The FDA also plans to study how the chemicals contained in tattoo ink break down in the body, whether they pose long-term health risks, and whether some chemicals pose greater risks than others. The study is expected to take several years to complete.
According to FDA spokesperson Stephanie Kwisnek, the investigation was triggered by reports of adverse skin reactions to tattoo inks, the growing popularity of tattooing among the U.S. population, and "concerns raised by the scientific community."
Most adverse reactions to tattoo ink are similar to those caused by skin allergies. In 2005, 52,114 containers of tattoo ink were recalled after more than 150 cases of skin reactions including blistering, cracking, swelling, peeling and chronic inflammation were reported to the FDA. Consumers have also reported developing rashes after tattooing.
Rudy Saltzman, a tattoo shop owner from New Jersey, said he was unaware of any bad reactions in any of his customers, but acknowledged that any chemical could be potentially dangerous.
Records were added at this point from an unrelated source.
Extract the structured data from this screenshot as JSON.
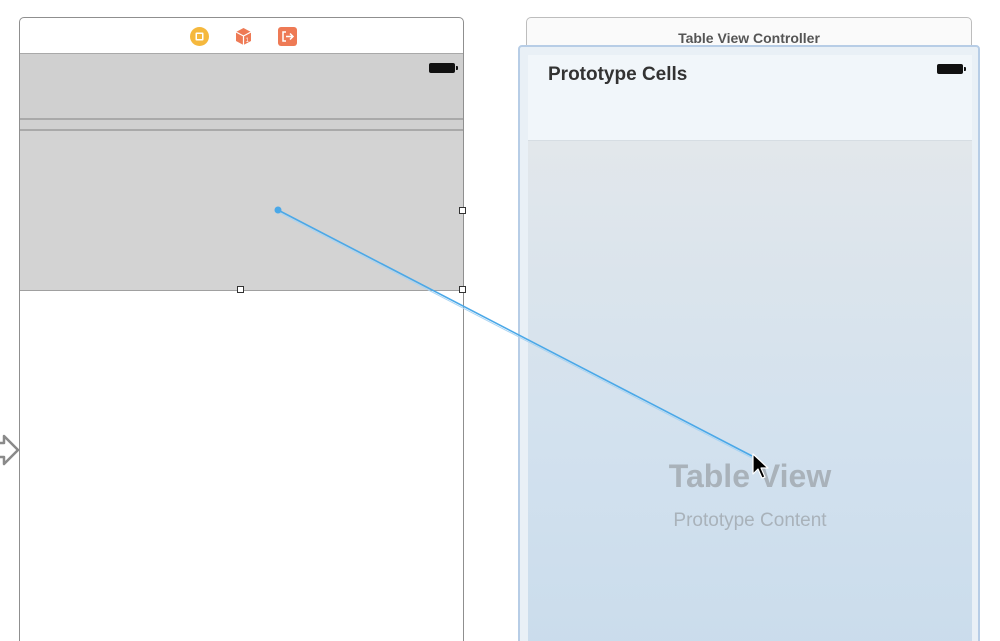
{
  "left_scene": {
    "dock_icons": [
      "view-controller-icon",
      "first-responder-icon",
      "exit-icon"
    ]
  },
  "right_scene": {
    "title": "Table View Controller",
    "prototype_cells_label": "Prototype Cells",
    "table_view_label": "Table View",
    "prototype_content_label": "Prototype Content"
  },
  "colors": {
    "connection_line": "#4aa8e8",
    "scene_selection_border": "#b7cde6",
    "view_controller_icon": "#f5b83d",
    "first_responder_icon": "#ee7a55",
    "exit_icon": "#ee7a55"
  }
}
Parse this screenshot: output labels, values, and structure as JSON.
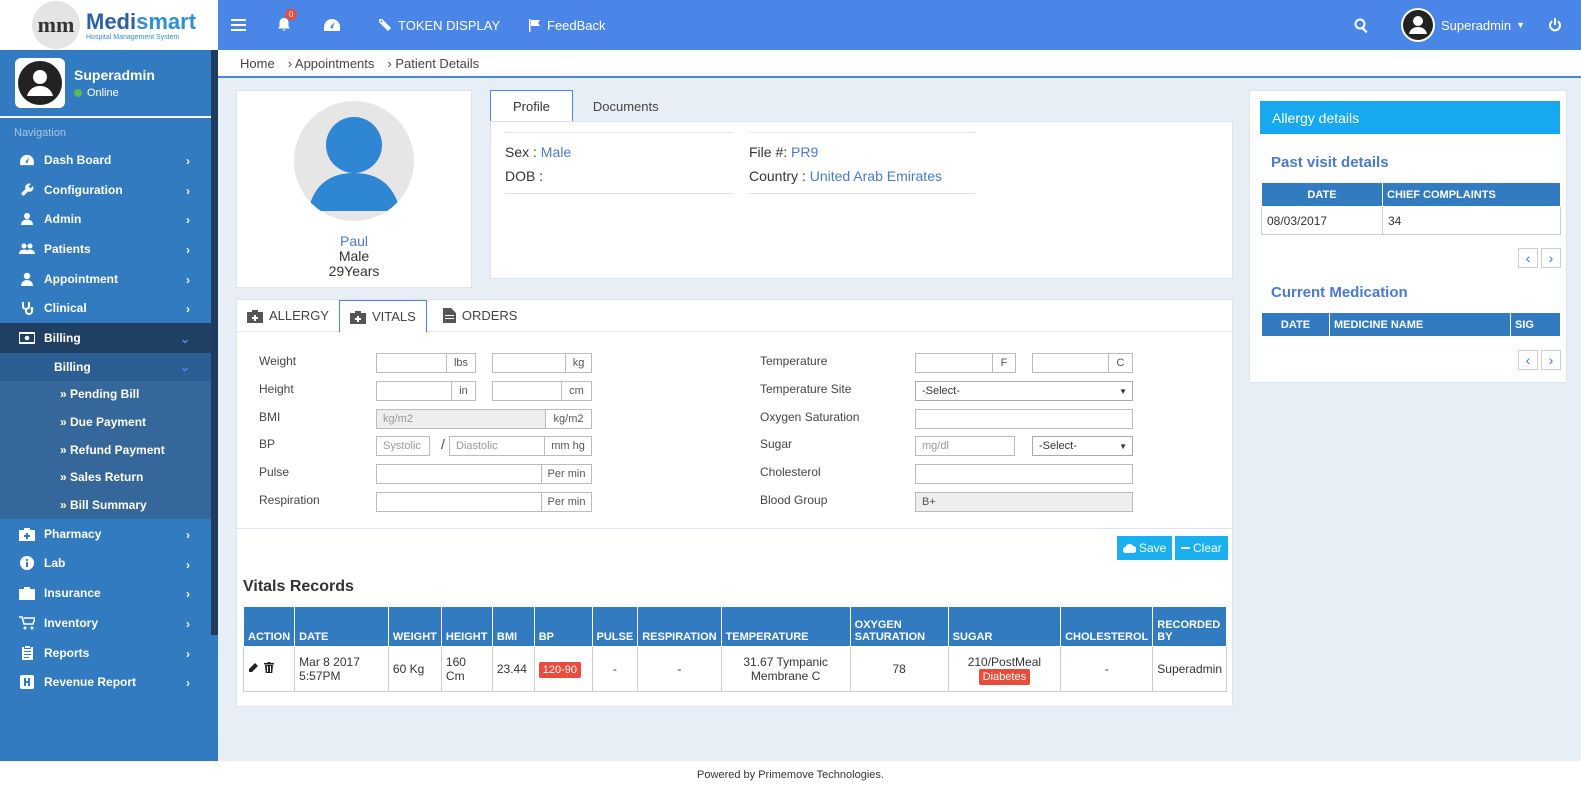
{
  "app": {
    "logo_mark": "m",
    "logo_name_1": "Medi",
    "logo_name_2": "smart",
    "logo_sub": "Hospital Management System"
  },
  "topbar": {
    "notif_count": "0",
    "token_display": "TOKEN DISPLAY",
    "feedback": "FeedBack",
    "user": "Superadmin"
  },
  "sidebar": {
    "user_name": "Superadmin",
    "status": "Online",
    "nav_label": "Navigation",
    "items": [
      "Dash Board",
      "Configuration",
      "Admin",
      "Patients",
      "Appointment",
      "Clinical",
      "Billing"
    ],
    "sub_billing": "Billing",
    "sub_items": [
      "» Pending Bill",
      "» Due Payment",
      "» Refund Payment",
      "» Sales Return",
      "» Bill Summary"
    ],
    "items2": [
      "Pharmacy",
      "Lab",
      "Insurance",
      "Inventory",
      "Reports",
      "Revenue Report"
    ]
  },
  "breadcrumb": [
    "Home",
    "›  Appointments",
    "›  Patient Details"
  ],
  "profile": {
    "name": "Paul",
    "sex": "Male",
    "age": "29Years"
  },
  "tabs": {
    "profile": "Profile",
    "documents": "Documents"
  },
  "info": {
    "sex_label": "Sex :",
    "sex_value": "Male",
    "dob_label": "DOB :",
    "file_label": "File #:",
    "file_value": "PR9",
    "country_label": "Country :",
    "country_value": "United Arab Emirates"
  },
  "vtabs": {
    "allergy": "ALLERGY",
    "vitals": "VITALS",
    "orders": "ORDERS"
  },
  "form": {
    "weight": "Weight",
    "height": "Height",
    "bmi": "BMI",
    "bp": "BP",
    "pulse": "Pulse",
    "respiration": "Respiration",
    "temperature": "Temperature",
    "temp_site": "Temperature Site",
    "oxygen": "Oxygen Saturation",
    "sugar": "Sugar",
    "cholesterol": "Cholesterol",
    "blood_group": "Blood Group",
    "lbs": "lbs",
    "kg": "kg",
    "in": "in",
    "cm": "cm",
    "kgm2": "kg/m2",
    "bmi_placeholder": "kg/m2",
    "systolic": "Systolic",
    "slash": "/",
    "diastolic": "Diastolic",
    "mmhg": "mm hg",
    "permin": "Per min",
    "f": "F",
    "c": "C",
    "select": "-Select-",
    "mgdl": "mg/dl",
    "blood_value": "B+"
  },
  "buttons": {
    "save": "Save",
    "clear": "Clear"
  },
  "vitals_records": {
    "title": "Vitals Records",
    "headers": [
      "ACTION",
      "DATE",
      "WEIGHT",
      "HEIGHT",
      "BMI",
      "BP",
      "PULSE",
      "RESPIRATION",
      "TEMPERATURE",
      "OXYGEN SATURATION",
      "SUGAR",
      "CHOLESTEROL",
      "RECORDED BY"
    ],
    "row": {
      "date": "Mar 8 2017 5:57PM",
      "weight": "60 Kg",
      "height": "160 Cm",
      "bmi": "23.44",
      "bp": "120-90",
      "pulse": "-",
      "respiration": "-",
      "temperature": "31.67 Tympanic Membrane C",
      "oxygen": "78",
      "sugar": "210/PostMeal",
      "sugar_badge": "Diabetes",
      "cholesterol": "-",
      "recorded_by": "Superadmin"
    }
  },
  "right": {
    "allergy_title": "Allergy details",
    "past_visit_title": "Past visit details",
    "past_headers": [
      "DATE",
      "CHIEF COMPLAINTS"
    ],
    "past_row": {
      "date": "08/03/2017",
      "complaint": "34"
    },
    "medication_title": "Current Medication",
    "med_headers": [
      "DATE",
      "MEDICINE NAME",
      "SIG"
    ]
  },
  "footer": "Powered by Primemove Technologies.",
  "colors": {
    "topbar": "#4a86e8",
    "sidebar": "#337bc0",
    "accent": "#17a9f0",
    "danger": "#e74c3c"
  }
}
"I'm not a chemist, and I don't know what's in the inks and pigments," Saltzman said. "But you can have a reaction to a deodorant. There is no way of telling how a person will react to anything."
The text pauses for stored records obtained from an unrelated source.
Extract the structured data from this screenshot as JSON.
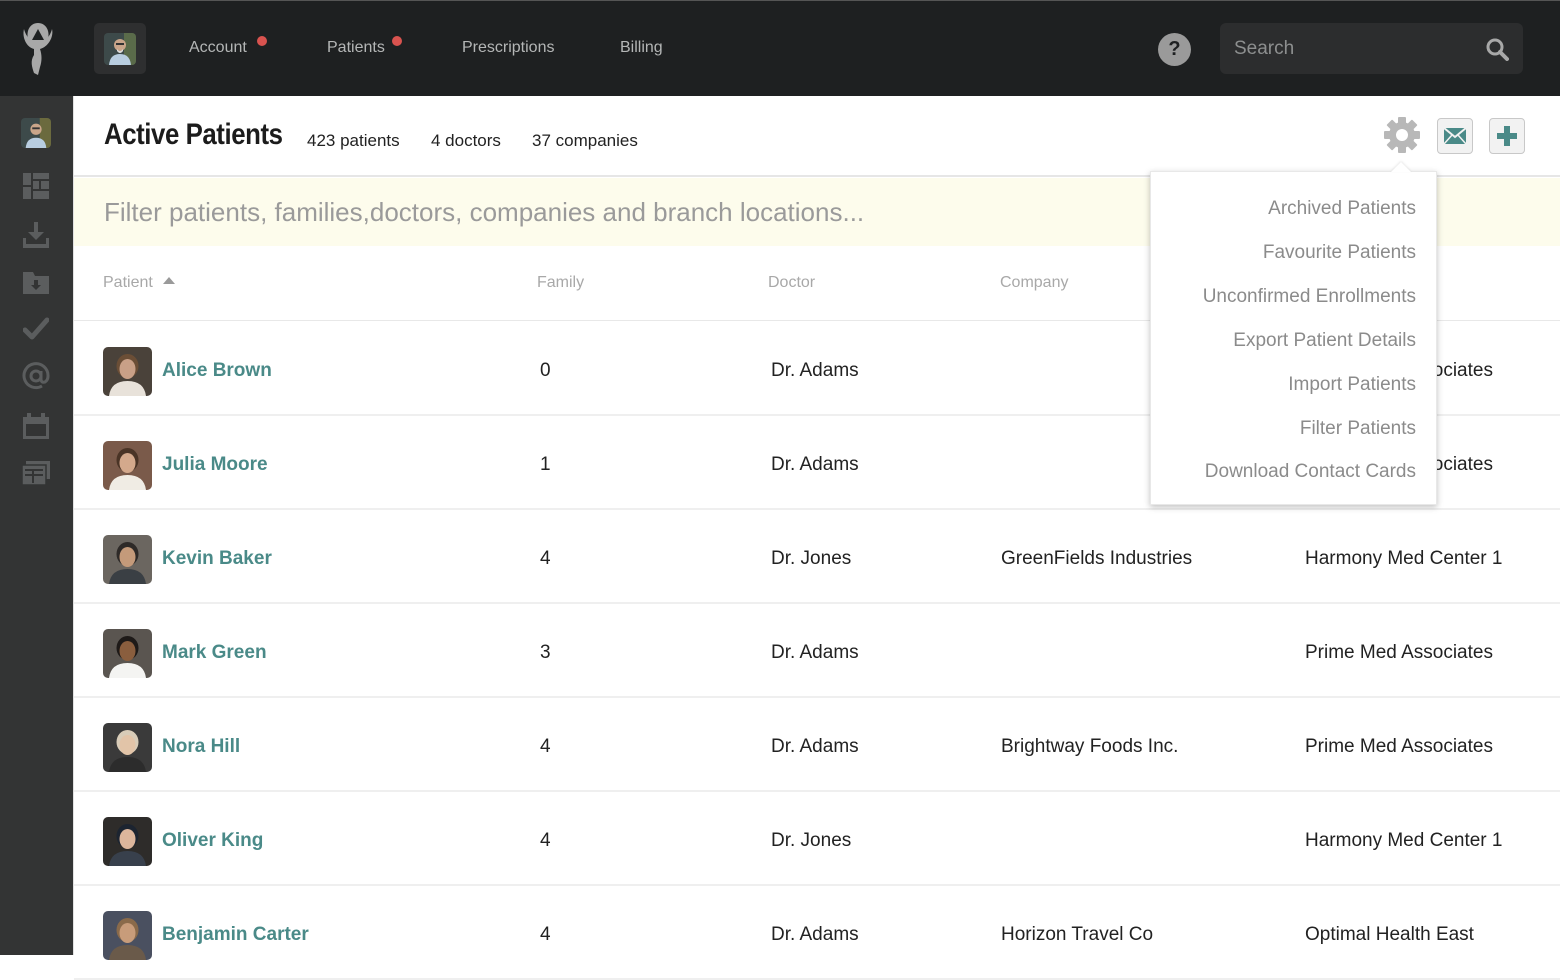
{
  "topbar": {
    "nav": [
      {
        "label": "Account",
        "has_notification": true
      },
      {
        "label": "Patients",
        "has_notification": true
      },
      {
        "label": "Prescriptions",
        "has_notification": false
      },
      {
        "label": "Billing",
        "has_notification": false
      }
    ],
    "help_label": "?",
    "search_placeholder": "Search",
    "notification_color": "#d9534f"
  },
  "sidebar": {
    "items": [
      {
        "icon": "user-avatar"
      },
      {
        "icon": "dashboard-icon"
      },
      {
        "icon": "download-icon"
      },
      {
        "icon": "folder-download-icon"
      },
      {
        "icon": "checkmark-icon"
      },
      {
        "icon": "at-icon"
      },
      {
        "icon": "calendar-icon"
      },
      {
        "icon": "cards-icon"
      }
    ]
  },
  "header": {
    "title": "Active Patients",
    "stats": [
      "423 patients",
      "4 doctors",
      "37 companies"
    ]
  },
  "filter": {
    "placeholder": "Filter patients, families,doctors, companies and branch locations..."
  },
  "table": {
    "columns": [
      "Patient",
      "Family",
      "Doctor",
      "Company"
    ],
    "sort_column": "Patient",
    "sort_direction": "ascending",
    "rows": [
      {
        "name": "Alice Brown",
        "family": "0",
        "doctor": "Dr. Adams",
        "company": "",
        "branch": "Prime Med Associates"
      },
      {
        "name": "Julia Moore",
        "family": "1",
        "doctor": "Dr. Adams",
        "company": "",
        "branch": "Prime Med Associates"
      },
      {
        "name": "Kevin Baker",
        "family": "4",
        "doctor": "Dr. Jones",
        "company": "GreenFields Industries",
        "branch": "Harmony Med Center 1"
      },
      {
        "name": "Mark Green",
        "family": "3",
        "doctor": "Dr. Adams",
        "company": "",
        "branch": "Prime Med Associates"
      },
      {
        "name": "Nora Hill",
        "family": "4",
        "doctor": "Dr. Adams",
        "company": "Brightway Foods Inc.",
        "branch": "Prime Med Associates"
      },
      {
        "name": "Oliver King",
        "family": "4",
        "doctor": "Dr. Jones",
        "company": "",
        "branch": "Harmony Med Center 1"
      },
      {
        "name": "Benjamin Carter",
        "family": "4",
        "doctor": "Dr. Adams",
        "company": "Horizon Travel Co",
        "branch": "Optimal Health East"
      }
    ]
  },
  "settings_menu": {
    "items": [
      "Archived Patients",
      "Favourite Patients",
      "Unconfirmed Enrollments",
      "Export Patient Details",
      "Import Patients",
      "Filter Patients",
      "Download Contact Cards"
    ]
  },
  "colors": {
    "accent": "#4a8a88",
    "topbar_bg": "#1e2021",
    "sidebar_bg": "#333434",
    "filter_bg": "#fdfcec"
  }
}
One of the chemicals known to be used in tattoo ink is thimerosal, also called thiomersal, an organic compound made with mercury. Thimerosal is commonly included in tattoo inks, vaccines, antivenins, and eye and ear products as a preservative. Due in part to mercury's toxic effects, thimerosal is very effective at killing off fungal and bacterial growth.
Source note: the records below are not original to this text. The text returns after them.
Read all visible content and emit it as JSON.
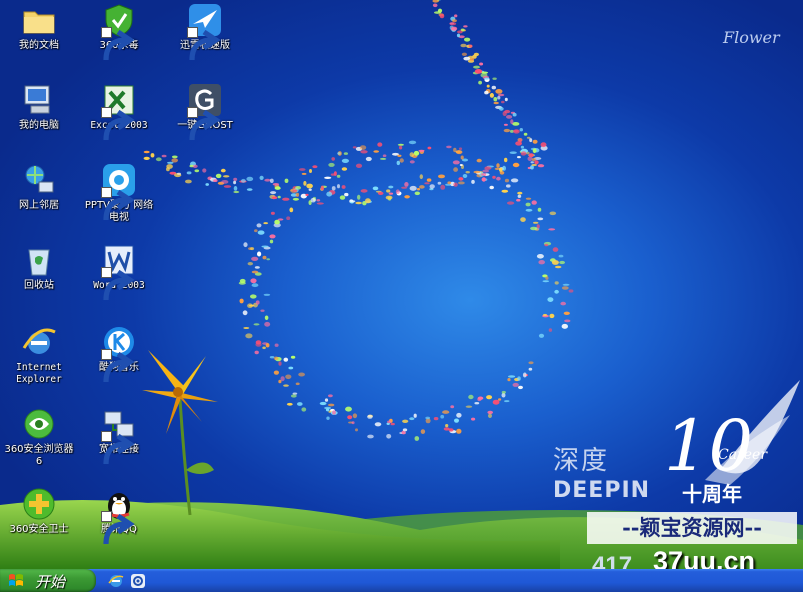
{
  "desktop": {
    "icons": [
      {
        "label": "我的文档",
        "name": "my-documents",
        "icon": "folder-icon"
      },
      {
        "label": "360杀毒",
        "name": "360-antivirus",
        "icon": "shield-icon"
      },
      {
        "label": "迅雷极速版",
        "name": "thunder-speed",
        "icon": "bird-icon"
      },
      {
        "label": "我的电脑",
        "name": "my-computer",
        "icon": "computer-icon"
      },
      {
        "label": "Excel 2003",
        "name": "excel-2003",
        "icon": "excel-icon"
      },
      {
        "label": "一键GHOST",
        "name": "onekey-ghost",
        "icon": "ghost-icon"
      },
      {
        "label": "网上邻居",
        "name": "network-places",
        "icon": "network-icon"
      },
      {
        "label": "PPTV聚力 网络电视",
        "name": "pptv",
        "icon": "pptv-icon"
      },
      {
        "label": "回收站",
        "name": "recycle-bin",
        "icon": "recycle-bin-icon"
      },
      {
        "label": "Word 2003",
        "name": "word-2003",
        "icon": "word-icon"
      },
      {
        "label": "Internet Explorer",
        "name": "internet-explorer",
        "icon": "ie-icon"
      },
      {
        "label": "酷狗音乐",
        "name": "kugou-music",
        "icon": "kugou-icon"
      },
      {
        "label": "360安全浏览器6",
        "name": "360-browser",
        "icon": "browser-icon"
      },
      {
        "label": "宽带连接",
        "name": "broadband-connection",
        "icon": "broadband-icon"
      },
      {
        "label": "360安全卫士",
        "name": "360-security",
        "icon": "plus-shield-icon"
      },
      {
        "label": "腾讯QQ",
        "name": "tencent-qq",
        "icon": "penguin-icon"
      }
    ]
  },
  "wallpaper": {
    "signature": "Flower",
    "brand_cn": "深度",
    "brand_en": "DEEPIN",
    "anniversary_mark": "10",
    "anniversary_word": "Career",
    "anniversary_cn": "十周年"
  },
  "watermark": {
    "site_name": "--颖宝资源网--",
    "url": "37uu.cn",
    "number": "417"
  },
  "taskbar": {
    "start_label": "开始",
    "quick_launch": [
      "ie-icon",
      "media-icon"
    ]
  },
  "colors": {
    "taskbar_blue": "#245edb",
    "start_green": "#3c9a34",
    "desktop_blue": "#1a5fce"
  }
}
Mercury is a well-known neurotoxin, with effects that can be particularly severe in pregnant women, infants and children. Due to concern over mercury toxicity, the United States and European Union have removed thimerosal from all vaccines recommended for young children, with the exception of certain influenza vaccines. But vaccines recommended and often even required for older children, including those for diphtheria and tetanus, still contain the chemical. Thimerosal is also contained in several anti-venom treatments, and in most vaccines found outside of North America and Europe.
Alloys of mercury are also used in dental fillings, due in large part to their cheapness and durability. Like thimerosal, dental amalgams contain approximately 45 percent mercury by weight.
The FDA classifies dental amalgams as devices rather than substances, and has declined to impose more regulation on them, even while calling for more studies on their safety.
In 2001, a lawsuit forced dental offices in the state of California to display warnings that "dental amalgams, used in many dental fillings, causes exposure to mercury, a chemical known to the state of California to cause birth defects or other reproductive harm. Root canal treatments and restorations including fillings, crowns and bridges use chemicals known to the state of California to cause cancer."